Le tour de vis budgétaire des collectivités locales

Alors que François Fillon préconisait une économie de 20 milliards d’euros pour les collectivités locales, il a récemment revu sa copie pour s’en tenir au chiffre de 7,5 milliards d’euros. "Je n’ai jamais dit qu’on baisserait de 20 milliards les dotations. J’ai dit qu’il fallait que la sphère des collectivités dans son ensemble fasse 20 milliards d’économies. Si on veut réduire la dépense publique, l’État doit faire sa part (environ 35%, peut-être plus), le secteur social aussi, mais les collectivités aussi. On s’est mis d’accord sur 7,5 milliards, soit 1,5 milliard par an. Je veux inciter les collectivités à se réorganiser, à se regrouper quand c’est possible, etc. Ils auront une visibilité sur cinq ans de la baisse des dotations, et en échange nous mettrons en place des simplifications des normes, nous supprimerons la réforme des rythmes scolaires et nous leur donnerons plus de libertés", s'est-t-il justifié.

La politique fiscale et économique

En termes économiques, François Fillon a martelé son intention de diminuer les charges sur les entreprises et la fiscalité sur l’investissement. "Si vous réussissez à relancer l’activité économique, vous permettrez à tout le monde d’avoir un emploi, mais il faut bien remettre les choses en place à un moment donné. On n’y arrive pas depuis des années parce qu’on a essayé de faire plaisir à tout le monde et de mettre en place une politique la plus "juste" possible. Résultat des courses : on n’a jamais réussi à faire redémarrer l’économie", a-t-il expliqué. "Il faut créer une dynamique de compétitivité, qui correspond à 40 milliards d’euros de baisses des charges sur les entreprises et sur l’investissement, et faire un effort sur le pouvoir d’achat", ajoute-t-il. Pour lutter contre le chômage, François Fillon souhaite développer des mesures sur les emplois de services à la personne et réformer le statut de travailleur indépendant.
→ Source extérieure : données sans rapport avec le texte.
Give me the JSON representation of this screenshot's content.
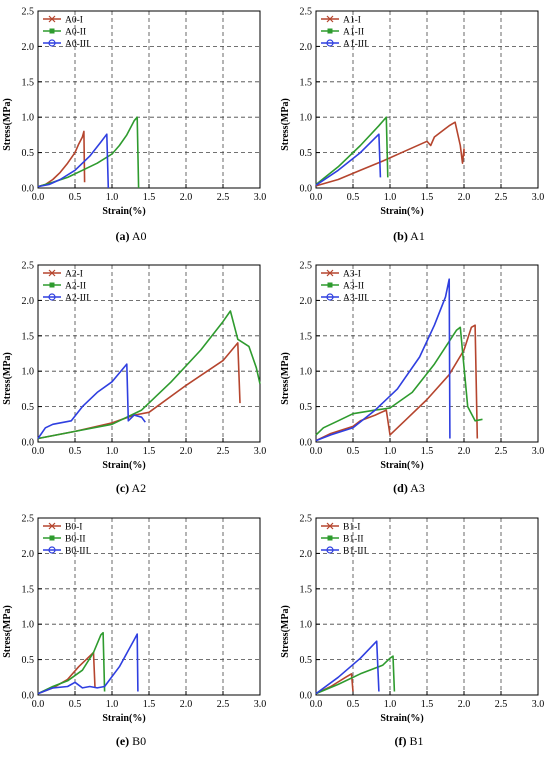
{
  "chart_data": [
    {
      "id": "A0",
      "type": "line",
      "caption_label": "(a)",
      "caption_name": "A0",
      "xlabel": "Strain(%)",
      "ylabel": "Stress(MPa)",
      "xlim": [
        0,
        3.0
      ],
      "ylim": [
        0,
        2.5
      ],
      "xticks": [
        "0.0",
        "0.5",
        "1.0",
        "1.5",
        "2.0",
        "2.5",
        "3.0"
      ],
      "yticks": [
        "0.0",
        "0.5",
        "1.0",
        "1.5",
        "2.0",
        "2.5"
      ],
      "grid": true,
      "legend_position": "top-left",
      "series": [
        {
          "name": "A0-I",
          "color": "#b5452e",
          "marker": "x",
          "points": [
            [
              0,
              0.02
            ],
            [
              0.1,
              0.05
            ],
            [
              0.2,
              0.12
            ],
            [
              0.3,
              0.22
            ],
            [
              0.4,
              0.35
            ],
            [
              0.5,
              0.5
            ],
            [
              0.55,
              0.62
            ],
            [
              0.6,
              0.72
            ],
            [
              0.62,
              0.8
            ],
            [
              0.63,
              0.08
            ]
          ]
        },
        {
          "name": "A0-II",
          "color": "#2e9b2e",
          "marker": "square",
          "points": [
            [
              0,
              0.02
            ],
            [
              0.2,
              0.08
            ],
            [
              0.4,
              0.15
            ],
            [
              0.6,
              0.25
            ],
            [
              0.8,
              0.35
            ],
            [
              1.0,
              0.48
            ],
            [
              1.1,
              0.6
            ],
            [
              1.2,
              0.75
            ],
            [
              1.3,
              0.95
            ],
            [
              1.34,
              1.0
            ],
            [
              1.36,
              0.0
            ]
          ]
        },
        {
          "name": "A0-III",
          "color": "#2f3fe0",
          "marker": "circle",
          "points": [
            [
              0,
              0.02
            ],
            [
              0.15,
              0.05
            ],
            [
              0.3,
              0.12
            ],
            [
              0.5,
              0.25
            ],
            [
              0.7,
              0.45
            ],
            [
              0.85,
              0.65
            ],
            [
              0.93,
              0.76
            ],
            [
              0.95,
              0.0
            ]
          ]
        }
      ]
    },
    {
      "id": "A1",
      "type": "line",
      "caption_label": "(b)",
      "caption_name": "A1",
      "xlabel": "Strain(%)",
      "ylabel": "Stress(MPa)",
      "xlim": [
        0,
        3.0
      ],
      "ylim": [
        0,
        2.5
      ],
      "xticks": [
        "0.0",
        "0.5",
        "1.0",
        "1.5",
        "2.0",
        "2.5",
        "3.0"
      ],
      "yticks": [
        "0.0",
        "0.5",
        "1.0",
        "1.5",
        "2.0",
        "2.5"
      ],
      "grid": true,
      "legend_position": "top-left",
      "series": [
        {
          "name": "A1-I",
          "color": "#b5452e",
          "marker": "x",
          "points": [
            [
              0,
              0.03
            ],
            [
              0.3,
              0.12
            ],
            [
              0.6,
              0.25
            ],
            [
              0.9,
              0.38
            ],
            [
              1.2,
              0.52
            ],
            [
              1.5,
              0.66
            ],
            [
              1.55,
              0.6
            ],
            [
              1.6,
              0.72
            ],
            [
              1.8,
              0.88
            ],
            [
              1.88,
              0.93
            ],
            [
              1.95,
              0.6
            ],
            [
              1.98,
              0.35
            ],
            [
              2.0,
              0.55
            ],
            [
              2.0,
              0.45
            ]
          ]
        },
        {
          "name": "A1-II",
          "color": "#2e9b2e",
          "marker": "square",
          "points": [
            [
              0,
              0.05
            ],
            [
              0.3,
              0.3
            ],
            [
              0.6,
              0.6
            ],
            [
              0.85,
              0.88
            ],
            [
              0.95,
              1.0
            ],
            [
              0.97,
              0.15
            ]
          ]
        },
        {
          "name": "A1-III",
          "color": "#2f3fe0",
          "marker": "circle",
          "points": [
            [
              0,
              0.04
            ],
            [
              0.3,
              0.25
            ],
            [
              0.6,
              0.5
            ],
            [
              0.85,
              0.76
            ],
            [
              0.87,
              0.15
            ]
          ]
        }
      ]
    },
    {
      "id": "A2",
      "type": "line",
      "caption_label": "(c)",
      "caption_name": "A2",
      "xlabel": "Strain(%)",
      "ylabel": "Stress(MPa)",
      "xlim": [
        0,
        3.0
      ],
      "ylim": [
        0,
        2.5
      ],
      "xticks": [
        "0.0",
        "0.5",
        "1.0",
        "1.5",
        "2.0",
        "2.5",
        "3.0"
      ],
      "yticks": [
        "0.0",
        "0.5",
        "1.0",
        "1.5",
        "2.0",
        "2.5"
      ],
      "grid": true,
      "legend_position": "top-left",
      "series": [
        {
          "name": "A2-I",
          "color": "#b5452e",
          "marker": "x",
          "points": [
            [
              0,
              0.05
            ],
            [
              0.5,
              0.15
            ],
            [
              1.0,
              0.27
            ],
            [
              1.3,
              0.38
            ],
            [
              1.5,
              0.42
            ],
            [
              2.0,
              0.8
            ],
            [
              2.5,
              1.15
            ],
            [
              2.7,
              1.4
            ],
            [
              2.73,
              0.55
            ]
          ]
        },
        {
          "name": "A2-II",
          "color": "#2e9b2e",
          "marker": "square",
          "points": [
            [
              0,
              0.05
            ],
            [
              0.5,
              0.15
            ],
            [
              1.0,
              0.25
            ],
            [
              1.4,
              0.45
            ],
            [
              1.8,
              0.85
            ],
            [
              2.2,
              1.3
            ],
            [
              2.5,
              1.7
            ],
            [
              2.6,
              1.85
            ],
            [
              2.7,
              1.45
            ],
            [
              2.85,
              1.35
            ],
            [
              2.95,
              1.05
            ],
            [
              3.0,
              0.82
            ]
          ]
        },
        {
          "name": "A2-III",
          "color": "#2f3fe0",
          "marker": "circle",
          "points": [
            [
              0,
              0.05
            ],
            [
              0.1,
              0.2
            ],
            [
              0.2,
              0.25
            ],
            [
              0.45,
              0.3
            ],
            [
              0.6,
              0.5
            ],
            [
              0.8,
              0.7
            ],
            [
              1.0,
              0.85
            ],
            [
              1.2,
              1.1
            ],
            [
              1.22,
              0.3
            ],
            [
              1.3,
              0.38
            ],
            [
              1.4,
              0.35
            ],
            [
              1.45,
              0.28
            ]
          ]
        }
      ]
    },
    {
      "id": "A3",
      "type": "line",
      "caption_label": "(d)",
      "caption_name": "A3",
      "xlabel": "Strain(%)",
      "ylabel": "Stress(MPa)",
      "xlim": [
        0,
        3.0
      ],
      "ylim": [
        0,
        2.5
      ],
      "xticks": [
        "0.0",
        "0.5",
        "1.0",
        "1.5",
        "2.0",
        "2.5",
        "3.0"
      ],
      "yticks": [
        "0.0",
        "0.5",
        "1.0",
        "1.5",
        "2.0",
        "2.5"
      ],
      "grid": true,
      "legend_position": "top-left",
      "series": [
        {
          "name": "A3-I",
          "color": "#b5452e",
          "marker": "x",
          "points": [
            [
              0,
              0.02
            ],
            [
              0.2,
              0.12
            ],
            [
              0.5,
              0.22
            ],
            [
              0.6,
              0.3
            ],
            [
              0.8,
              0.38
            ],
            [
              0.95,
              0.45
            ],
            [
              1.0,
              0.1
            ],
            [
              1.2,
              0.3
            ],
            [
              1.5,
              0.6
            ],
            [
              1.8,
              0.95
            ],
            [
              2.0,
              1.3
            ],
            [
              2.1,
              1.62
            ],
            [
              2.15,
              1.65
            ],
            [
              2.18,
              0.05
            ]
          ]
        },
        {
          "name": "A3-II",
          "color": "#2e9b2e",
          "marker": "square",
          "points": [
            [
              0,
              0.1
            ],
            [
              0.1,
              0.2
            ],
            [
              0.3,
              0.3
            ],
            [
              0.5,
              0.4
            ],
            [
              0.8,
              0.45
            ],
            [
              1.0,
              0.48
            ],
            [
              1.3,
              0.7
            ],
            [
              1.6,
              1.1
            ],
            [
              1.9,
              1.58
            ],
            [
              1.95,
              1.62
            ],
            [
              2.05,
              0.5
            ],
            [
              2.15,
              0.3
            ],
            [
              2.25,
              0.32
            ]
          ]
        },
        {
          "name": "A3-III",
          "color": "#2f3fe0",
          "marker": "circle",
          "points": [
            [
              0,
              0.02
            ],
            [
              0.2,
              0.1
            ],
            [
              0.5,
              0.2
            ],
            [
              0.8,
              0.45
            ],
            [
              1.1,
              0.75
            ],
            [
              1.4,
              1.2
            ],
            [
              1.6,
              1.65
            ],
            [
              1.75,
              2.05
            ],
            [
              1.8,
              2.3
            ],
            [
              1.81,
              0.05
            ]
          ]
        }
      ]
    },
    {
      "id": "B0",
      "type": "line",
      "caption_label": "(e)",
      "caption_name": "B0",
      "xlabel": "Strain(%)",
      "ylabel": "Stress(MPa)",
      "xlim": [
        0,
        3.0
      ],
      "ylim": [
        0,
        2.5
      ],
      "xticks": [
        "0.0",
        "0.5",
        "1.0",
        "1.5",
        "2.0",
        "2.5",
        "3.0"
      ],
      "yticks": [
        "0.0",
        "0.5",
        "1.0",
        "1.5",
        "2.0",
        "2.5"
      ],
      "grid": true,
      "legend_position": "top-left",
      "series": [
        {
          "name": "B0-I",
          "color": "#b5452e",
          "marker": "x",
          "points": [
            [
              0,
              0.02
            ],
            [
              0.2,
              0.1
            ],
            [
              0.4,
              0.22
            ],
            [
              0.55,
              0.4
            ],
            [
              0.7,
              0.55
            ],
            [
              0.75,
              0.6
            ],
            [
              0.77,
              0.1
            ]
          ]
        },
        {
          "name": "B0-II",
          "color": "#2e9b2e",
          "marker": "square",
          "points": [
            [
              0,
              0.02
            ],
            [
              0.2,
              0.12
            ],
            [
              0.4,
              0.2
            ],
            [
              0.6,
              0.35
            ],
            [
              0.75,
              0.6
            ],
            [
              0.85,
              0.85
            ],
            [
              0.88,
              0.88
            ],
            [
              0.9,
              0.05
            ]
          ]
        },
        {
          "name": "B0-III",
          "color": "#2f3fe0",
          "marker": "circle",
          "points": [
            [
              0,
              0.02
            ],
            [
              0.2,
              0.1
            ],
            [
              0.4,
              0.12
            ],
            [
              0.5,
              0.18
            ],
            [
              0.6,
              0.1
            ],
            [
              0.7,
              0.12
            ],
            [
              0.8,
              0.1
            ],
            [
              0.9,
              0.12
            ],
            [
              1.1,
              0.4
            ],
            [
              1.3,
              0.78
            ],
            [
              1.34,
              0.86
            ],
            [
              1.35,
              0.05
            ]
          ]
        }
      ]
    },
    {
      "id": "B1",
      "type": "line",
      "caption_label": "(f)",
      "caption_name": "B1",
      "xlabel": "Strain(%)",
      "ylabel": "Stress(MPa)",
      "xlim": [
        0,
        3.0
      ],
      "ylim": [
        0,
        2.5
      ],
      "xticks": [
        "0.0",
        "0.5",
        "1.0",
        "1.5",
        "2.0",
        "2.5",
        "3.0"
      ],
      "yticks": [
        "0.0",
        "0.5",
        "1.0",
        "1.5",
        "2.0",
        "2.5"
      ],
      "grid": true,
      "legend_position": "top-left",
      "series": [
        {
          "name": "B1-I",
          "color": "#b5452e",
          "marker": "x",
          "points": [
            [
              0,
              0.02
            ],
            [
              0.2,
              0.12
            ],
            [
              0.4,
              0.25
            ],
            [
              0.48,
              0.3
            ],
            [
              0.5,
              0.05
            ]
          ]
        },
        {
          "name": "B1-II",
          "color": "#2e9b2e",
          "marker": "square",
          "points": [
            [
              0,
              0.02
            ],
            [
              0.3,
              0.15
            ],
            [
              0.6,
              0.3
            ],
            [
              0.9,
              0.42
            ],
            [
              1.0,
              0.52
            ],
            [
              1.04,
              0.55
            ],
            [
              1.06,
              0.05
            ]
          ]
        },
        {
          "name": "B1-III",
          "color": "#2f3fe0",
          "marker": "circle",
          "points": [
            [
              0,
              0.02
            ],
            [
              0.3,
              0.25
            ],
            [
              0.6,
              0.52
            ],
            [
              0.82,
              0.76
            ],
            [
              0.85,
              0.05
            ]
          ]
        }
      ]
    }
  ]
}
Par ailleurs, dans le cadre d’un échange avec une participante à l’émission au chômage depuis 2013, François Fillon a réaffirmé son souhait de confier aux partenaires sociaux le soin de négocier l’assurance-chômage.

Le cas des migrants et des demandeurs d’asile

Appelé à réagir sur la décision récente du président hongrois Viktor Orban de placer en rétention provisoire tout migrant entrant sur le territoire, François Fillon a confié ne pas y être favorable, "car les migrants ne sont pas des délinquants". "Je suis favorable à ce qu’en France, les demandeurs d’asile soient placés dans des lieux d’accueil où l’on puisse les contrôler et garder un œil sur eux, pour que l’on puisse, lorsque la demande d’asile est refusée, les reconduire dans leur pays", a-t-il toutefois plaidé, regrettant par ailleurs la division des États européens sur cette question suite à la décision d’Angela Merkel d’accueillir de nombreux migrants en Allemagne.

Interpellé par Steeve Briois, maire (FN) d’Hénin-Beaumont, sur la question migratoire, le candidat de la droite a également indiqué être en faveur d’une politique de quotas migratoires. "Avec les quotas, je souhaite organiser chaque année un débat au Parlement sur cette question en fonction des capacités du pays. C’est ce que fait le Canada depuis très longtemps, un pays très démocratique : on adapte le flux des personnes qu’on accueille. Bien sûr, pour les mettre en place, il faut modifier une partie des traités européens, y compris la jurisprudence européenne. Ce ne sera pas facile, mais je m’y engage en tout cas", a-t-il promis.